Focus on the patient
In your office, though, a public health approach should give way to curiosity about your individual patient. Suicidal thoughts usually follow a substantial stress. Pay attention to exceptional stresses, especially if they have a component of social stigma or isolation. Did your patient report another student for an assault? Are they now being bullied or ostracized by friends? Have they lost an especially important relationship? Some other stresses may seem minor, such as a poor grade on a test. But for a very driven, perfectionistic teenager who believes that a perfect 4.0 GPA is essential to college admission and future success and happiness, one poor grade may feel like a catastrophe.
When your patients tell you about a challenge or setback, slow down and be curious. Listen to the importance they give it. How have they managed it? Are they finding it hard to go to school or back to practice? Do they feel discouraged or even hopeless? Discouragement is a normal response to adversity, but it should be temporary. This approach can make it easy to ask if they have ever wished they were dead, or made a suicide plan or an attempt. When you calmly and supportively learn about their inner experience, it will be easy for young people to be honest with you.
There will be teenagers in your practice who are sensation-seeking and impulsive, and you should pay special attention to this group. They may not be classically depressed, but in the aftermath of a stressful experience that they find humiliating or shameful, they are at risk for an impulsive act that could still be lethal. Be curious with these patients after they feel they have let down their team or their family, or if they have been caught in a crime or cheating, or even if their girlfriend breaks up with them.
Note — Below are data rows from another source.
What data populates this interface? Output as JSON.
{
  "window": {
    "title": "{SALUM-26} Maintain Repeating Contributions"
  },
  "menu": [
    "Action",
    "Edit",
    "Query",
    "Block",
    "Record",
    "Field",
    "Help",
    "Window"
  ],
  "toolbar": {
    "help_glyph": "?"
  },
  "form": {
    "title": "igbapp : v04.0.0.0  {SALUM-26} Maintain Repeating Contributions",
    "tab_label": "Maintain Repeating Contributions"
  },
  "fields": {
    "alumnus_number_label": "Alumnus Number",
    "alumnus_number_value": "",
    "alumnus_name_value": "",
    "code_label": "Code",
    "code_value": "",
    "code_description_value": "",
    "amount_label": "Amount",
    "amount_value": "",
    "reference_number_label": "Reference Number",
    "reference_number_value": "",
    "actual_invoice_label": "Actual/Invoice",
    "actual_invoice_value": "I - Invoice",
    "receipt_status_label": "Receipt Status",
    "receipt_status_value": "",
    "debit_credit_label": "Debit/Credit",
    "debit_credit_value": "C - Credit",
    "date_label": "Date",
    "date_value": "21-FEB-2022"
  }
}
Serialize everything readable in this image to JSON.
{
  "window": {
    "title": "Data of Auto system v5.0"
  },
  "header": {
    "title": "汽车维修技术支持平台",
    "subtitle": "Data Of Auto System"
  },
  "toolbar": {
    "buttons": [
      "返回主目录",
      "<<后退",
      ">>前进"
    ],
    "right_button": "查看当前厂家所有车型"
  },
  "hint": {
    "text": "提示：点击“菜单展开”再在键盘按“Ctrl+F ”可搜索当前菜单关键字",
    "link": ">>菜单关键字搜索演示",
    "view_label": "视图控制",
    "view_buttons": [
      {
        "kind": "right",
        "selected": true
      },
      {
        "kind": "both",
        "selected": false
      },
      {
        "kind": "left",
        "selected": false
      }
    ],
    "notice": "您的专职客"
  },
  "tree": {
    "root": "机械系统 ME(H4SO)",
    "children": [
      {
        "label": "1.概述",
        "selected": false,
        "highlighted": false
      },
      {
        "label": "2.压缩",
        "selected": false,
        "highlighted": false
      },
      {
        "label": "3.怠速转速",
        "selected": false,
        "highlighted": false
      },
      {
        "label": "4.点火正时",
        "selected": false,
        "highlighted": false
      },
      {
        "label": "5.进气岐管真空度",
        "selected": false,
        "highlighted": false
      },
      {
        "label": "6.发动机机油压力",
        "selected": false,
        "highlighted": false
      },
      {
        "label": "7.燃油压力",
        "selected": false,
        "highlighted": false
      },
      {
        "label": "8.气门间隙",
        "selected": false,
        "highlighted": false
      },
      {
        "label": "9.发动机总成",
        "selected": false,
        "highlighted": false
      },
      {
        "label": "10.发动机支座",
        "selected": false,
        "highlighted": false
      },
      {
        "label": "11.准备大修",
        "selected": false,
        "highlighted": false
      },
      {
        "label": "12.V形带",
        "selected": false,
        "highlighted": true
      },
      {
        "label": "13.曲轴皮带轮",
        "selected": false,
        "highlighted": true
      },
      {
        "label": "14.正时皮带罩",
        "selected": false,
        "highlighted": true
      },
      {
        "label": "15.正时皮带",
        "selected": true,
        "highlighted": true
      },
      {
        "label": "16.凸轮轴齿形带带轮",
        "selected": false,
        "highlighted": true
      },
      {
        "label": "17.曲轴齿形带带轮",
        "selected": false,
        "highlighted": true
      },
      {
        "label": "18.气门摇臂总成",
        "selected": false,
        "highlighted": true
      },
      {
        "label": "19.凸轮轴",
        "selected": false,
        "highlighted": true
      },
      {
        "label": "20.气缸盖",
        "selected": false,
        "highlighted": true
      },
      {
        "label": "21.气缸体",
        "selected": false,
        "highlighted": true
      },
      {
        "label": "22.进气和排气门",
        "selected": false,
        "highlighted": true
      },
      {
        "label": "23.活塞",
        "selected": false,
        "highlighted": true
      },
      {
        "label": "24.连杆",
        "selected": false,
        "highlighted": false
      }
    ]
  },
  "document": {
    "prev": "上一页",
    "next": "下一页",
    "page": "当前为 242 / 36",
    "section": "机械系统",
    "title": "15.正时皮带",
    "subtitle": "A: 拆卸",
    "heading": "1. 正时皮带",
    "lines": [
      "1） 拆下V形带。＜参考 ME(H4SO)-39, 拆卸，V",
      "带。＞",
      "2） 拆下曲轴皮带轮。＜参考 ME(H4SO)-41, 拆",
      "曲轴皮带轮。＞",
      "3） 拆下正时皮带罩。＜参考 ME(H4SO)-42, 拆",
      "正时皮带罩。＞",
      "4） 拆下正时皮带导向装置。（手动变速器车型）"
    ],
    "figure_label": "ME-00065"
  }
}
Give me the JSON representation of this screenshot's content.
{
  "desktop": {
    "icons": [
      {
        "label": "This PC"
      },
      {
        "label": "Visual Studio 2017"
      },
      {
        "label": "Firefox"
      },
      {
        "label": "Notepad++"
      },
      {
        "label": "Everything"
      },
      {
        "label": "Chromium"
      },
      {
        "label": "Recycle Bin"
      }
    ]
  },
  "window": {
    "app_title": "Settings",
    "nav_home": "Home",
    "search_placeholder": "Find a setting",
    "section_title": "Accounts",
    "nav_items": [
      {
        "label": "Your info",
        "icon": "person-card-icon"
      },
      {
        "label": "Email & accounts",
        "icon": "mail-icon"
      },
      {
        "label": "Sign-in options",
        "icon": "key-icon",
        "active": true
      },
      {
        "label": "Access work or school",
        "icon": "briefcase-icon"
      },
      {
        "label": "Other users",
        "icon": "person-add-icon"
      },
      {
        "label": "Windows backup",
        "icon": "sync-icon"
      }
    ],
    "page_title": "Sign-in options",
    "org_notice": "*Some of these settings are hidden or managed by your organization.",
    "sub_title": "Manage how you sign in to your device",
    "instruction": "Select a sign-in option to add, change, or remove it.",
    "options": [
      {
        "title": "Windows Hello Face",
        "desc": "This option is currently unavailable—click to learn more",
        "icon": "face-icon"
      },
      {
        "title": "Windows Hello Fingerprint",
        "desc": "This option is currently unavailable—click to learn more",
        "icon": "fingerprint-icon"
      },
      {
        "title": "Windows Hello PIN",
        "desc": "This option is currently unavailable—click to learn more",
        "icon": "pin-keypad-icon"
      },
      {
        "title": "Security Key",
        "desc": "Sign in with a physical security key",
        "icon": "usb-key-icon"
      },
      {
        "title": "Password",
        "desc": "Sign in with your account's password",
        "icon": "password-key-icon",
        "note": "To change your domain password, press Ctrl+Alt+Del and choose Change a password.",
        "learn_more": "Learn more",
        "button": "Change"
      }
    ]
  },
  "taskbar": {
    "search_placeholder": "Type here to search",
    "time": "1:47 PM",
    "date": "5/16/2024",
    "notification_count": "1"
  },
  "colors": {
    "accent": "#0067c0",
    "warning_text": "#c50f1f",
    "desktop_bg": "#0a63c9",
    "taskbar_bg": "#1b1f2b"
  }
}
Find out how they are managing, and where their support comes from. Ask them in a nonjudgmental manner about whether they are having thoughts about death or suicide, and if those thoughts are troubling, frequent, or feel like a relief. What has stopped them from acting on these thoughts? Offer your patient the perspective that such thoughts may be normal in the face of a large stress, but that the pain of stress always subsides, whereas suicide is irreversible.
There will also be patients in your practice who cut themselves. This is sometimes called “nonsuicidal self-injury,” and it often raises concern about suicide risk. While accelerating frequency of self-injury in a teenager who is suicidal can indicate growing risk, this behavior alone is usually a mechanism for regulating emotion. Ask your patient about when they cut themselves. What are the triggers? How do they feel afterward? Are their friends all doing it? Is it only after fighting with their parents? Or does it make their parents worry instead of getting angry? As you learn about the nature of the behavior, you will be able to offer thoughtful guidance about better strategies for stress management or to pursue further assessment and support.